Sayangnya, permintaan ini pagi-pagi sudah ditolak BPK. ”Kertas kerja itu adalah rahasia auditor, yang tak bisa kami serahkan kecuali kepada pihak yang diaudit,” kata Hasan Bisri. Aturan itu adalah bagian dari kode etik auditor. Tak mau hilang akal, Senin pekan lalu, pemimpin Panitia Khusus menemui Ketua Mahkamah Agung Harifin Tumpa. Dari Mahkamah, Panitia mendapat tawaran solusi: penetapan pengadilan.

”Dengan berbekal surat penetapan pengadilan, kami bisa menyalin semua dokumen yang kami butuhkan dari BPK,” kata Gayus Lumbuun. Pekan ini, Pengadilan Negeri Jakarta Pusat akan mendatangi BPK dengan surat penetapan itu. ”Kami sedang proses suratnya,” kata Ketua Pengadilan Negeri Jakarta Pusat Syahrial Sidik.

BAGAIMANA jika hasil audit BPK tidak selesai pekan ini? Sebagian politikus di Panitia Khusus masih punya harapan pada Komisi Pemberantasan Korupsi. Pekan lalu, lima pemimpin Komisi berdiskusi empat jam lebih dengan Panitia Khusus. ”Kalau KPK juga tidak bisa, ya sudah, goodbye my love,” kata Hendrawan Supratikno, anggota Panitia Khusus dari Fraksi PDIP.
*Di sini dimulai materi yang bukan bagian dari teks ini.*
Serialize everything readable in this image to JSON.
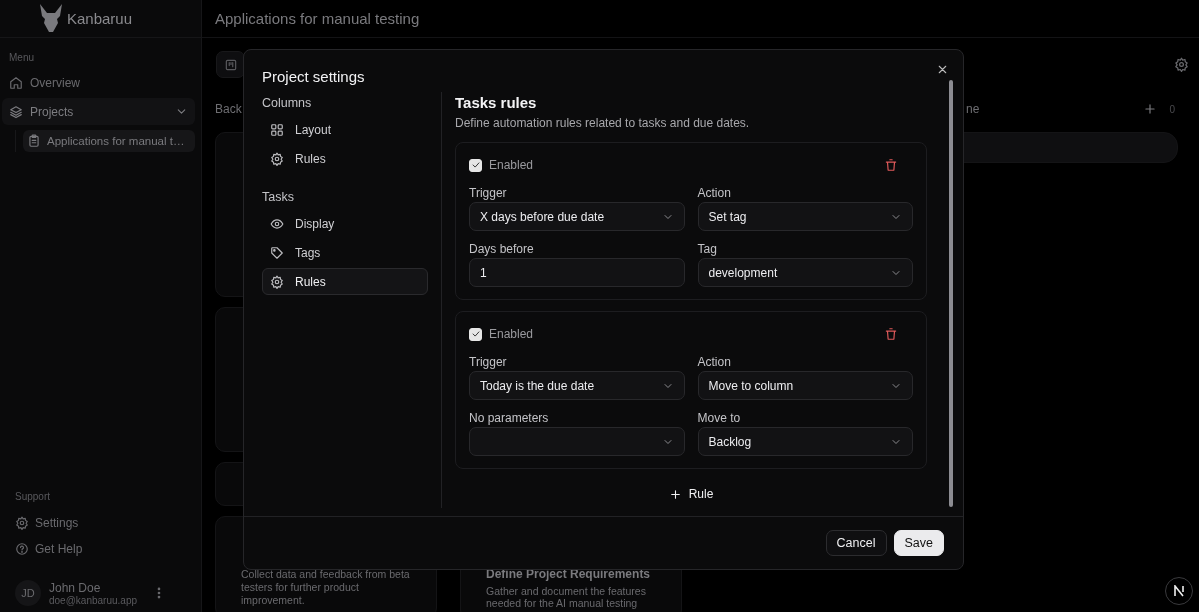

BPK sendiri berjanji akan berusaha sekuat tenaga. ”Kalau Indonesia ini perusahaan besar, pemegang sahamnya adalah Dewan Perwakilan Rakyat. Badan Pemeriksa Keuangan adalah auditor eksternalnya,” kata Hasan Bisri. ”Tentu saja, auditor harus memenuhi apa pun permintaan pemegang saham.”